Haughey is leaving his post as executive director of a leading conservation organization in the Roaring Fork Valley and taking the helm of a conservation organization making a splash throughout the West.
Haughey said yesterday he will step down as executive director of the Aspen Valley Land Trust on May 10. He will become president of the Wilderness Land Trust the same day.
“Reid wasn’t looking for a new job. He had an offer come his way. He took advantage of it,” said Michael McVoy, president of AVLT’s board of directors. “It certainly wasn’t something that AVLT forced.”
Haughey said he was approached about the new position by former Aspenite Jon Mulford, the founder and president of Wilderness Land Trust. Mulford started the organization about 10 years ago to acquire pockets of private property within designated wilderness areas. He then gets the land into the hands of the U.S. Forest Service or another federal agency.

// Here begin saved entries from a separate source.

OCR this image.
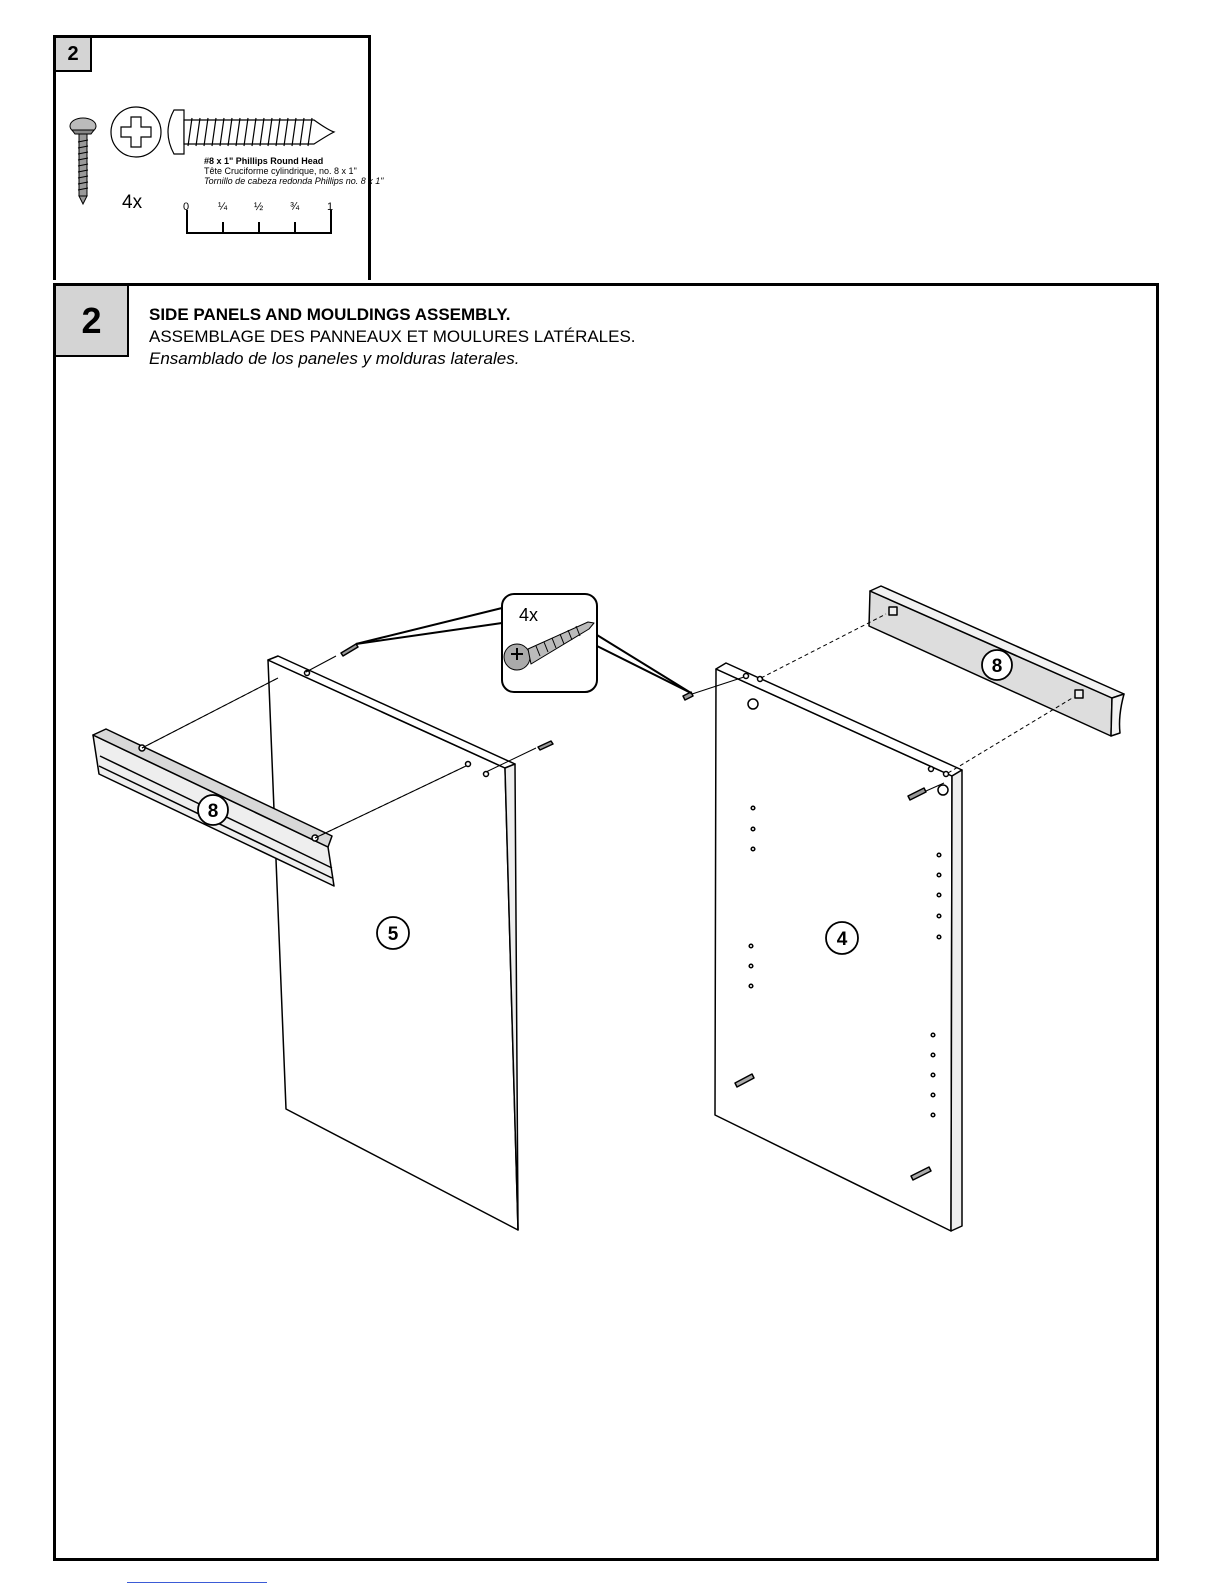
2
#8 x 1" Phillips Round Head
Tête Cruciforme cylindrique, no. 8 x 1"
Tornillo de cabeza redonda Phillips no. 8 x 1"
4x	0	¼ ½ ¾	1
2	SIDE PANELS AND MOULDINGS ASSEMBLY.
ASSEMBLAGE DES PANNEAUX ET MOULURES LATÉRALES.
Ensamblado de los paneles y molduras laterales.
8
8
5	4
4x
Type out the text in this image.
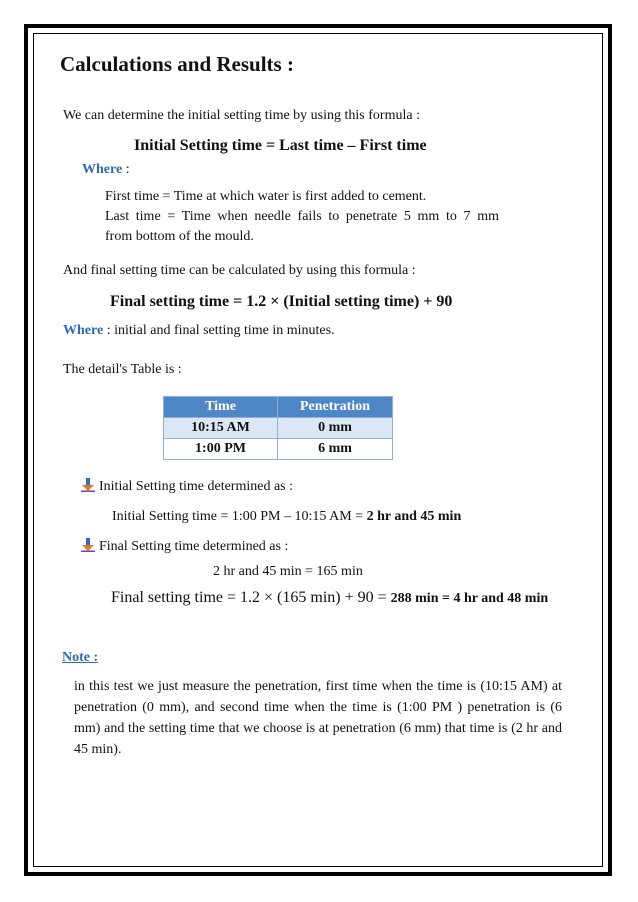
Calculations and Results :
We can determine the initial setting time by using this formula :
Initial Setting time = Last time – First time
Where :
First time = Time at which water is first added to cement.
Last time = Time when needle fails to penetrate 5 mm to 7 mm
from bottom of the mould.
And final setting time can be calculated by using this formula :
Final setting time = 1.2 × (Initial setting time) + 90
Where : initial and final setting time in minutes.
The detail's Table is :
Time	Penetration
10:15 AM	0 mm
1:00 PM	6 mm
Initial Setting time determined as :
Initial Setting time = 1:00 PM – 10:15 AM = 2 hr and 45 min
Final Setting time determined as :
2 hr and 45 min = 165 min
Final setting time = 1.2 × (165 min) + 90 = 288 min = 4 hr and 48 min
Note :
in this test we just measure the penetration, first time when the time is (10:15 AM) at penetration (0 mm), and second time when the time is (1:00 PM ) penetration is (6 mm) and the setting time that we choose is at penetration (6 mm) that time is (2 hr and 45 min).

The group has helped avoid exploitation of property owners who essentially threaten to develop within pristine areas unless they are paid a ransom.
Haughey confirmed that he wasn’t looking for a job or to leave AVLT, but couldn’t turn down the Wilderness Land Trust offer.
“I think I was so complimented that I was asked,” he laughed.
Mulford moved to Washington state, where he operates the Wilderness Land Trust. Haughey is moving the headquarters back to Carbondale, and he will stay in the midvalley with his family.
He said he is not only leaving AVLT on good terms, but also in good condition. He credited his predecessor, Chuck Vidal, for building a strong organization. Haughey was recruited to make it even stronger.
During his tenure, AVLT went from having up to $900,000 in the bank to having $11 million “book value,” and it went from holding conservation easements on 3,000 acres to 7,500 acres.
AVLT, which turned 35 years old this year, is Colorado’s oldest land conservancy. The organization holds easements that prohibit or limit development.
One new direction that Haughey took the organization was piecing together bigger deals that sometimes involve developing a portion of property to raise funds to preserve a larger portion.
That tactic was employed to acquire the 1,800-acre Lawrence Ranch southeast of Glenwood Springs.
Haughey also led efforts in recent years on several high-profile projects, such as acquisition of most of the Independence ghost town and the Ryan parcel at Ashcroft.
AVLT moved to Carbondale and purchased office space there during his stint as director. The move reflected its focus throughout the valley and into the I-70 corridor.
“We’re sorry that we’re losing him,” said McVoy.
Before joining AVLT, Haughey was well-known in Aspen as the Pitkin County manager in the late 1980s and early 1990s.
AVLT will concentrate its search for a replacement in the Roaring Fork Valley and throughout Colorado, according to McVoy. The search could expand if it doesn’t receive a high level of candidates, but McVoy doesn’t think that will be a problem.
McVoy credited Haughey with coaxing AVLT through a maturation process. The organization went from quietly accepting conservation easements to aggressively identifying endangered, environmentally valuable lands and trying to buy them.
Its recent transactions have featured teamwork among partners to acquire properties. McVoy said the AVLT board isn’t considering any major philosophical shift.
Haughey has helped in recent weeks to lead a coalition’s effort to promote an alternative to the city of Aspen’s 330-unit Burlingame employee housing project. He and McVoy said that effort will continue despite Haughey’s departure.
“I’m simply a spokesperson for a very committed organization,” said Haughey.
Jen Uncapher, AVLT’s deputy director, will become the interim director when Haughey leaves.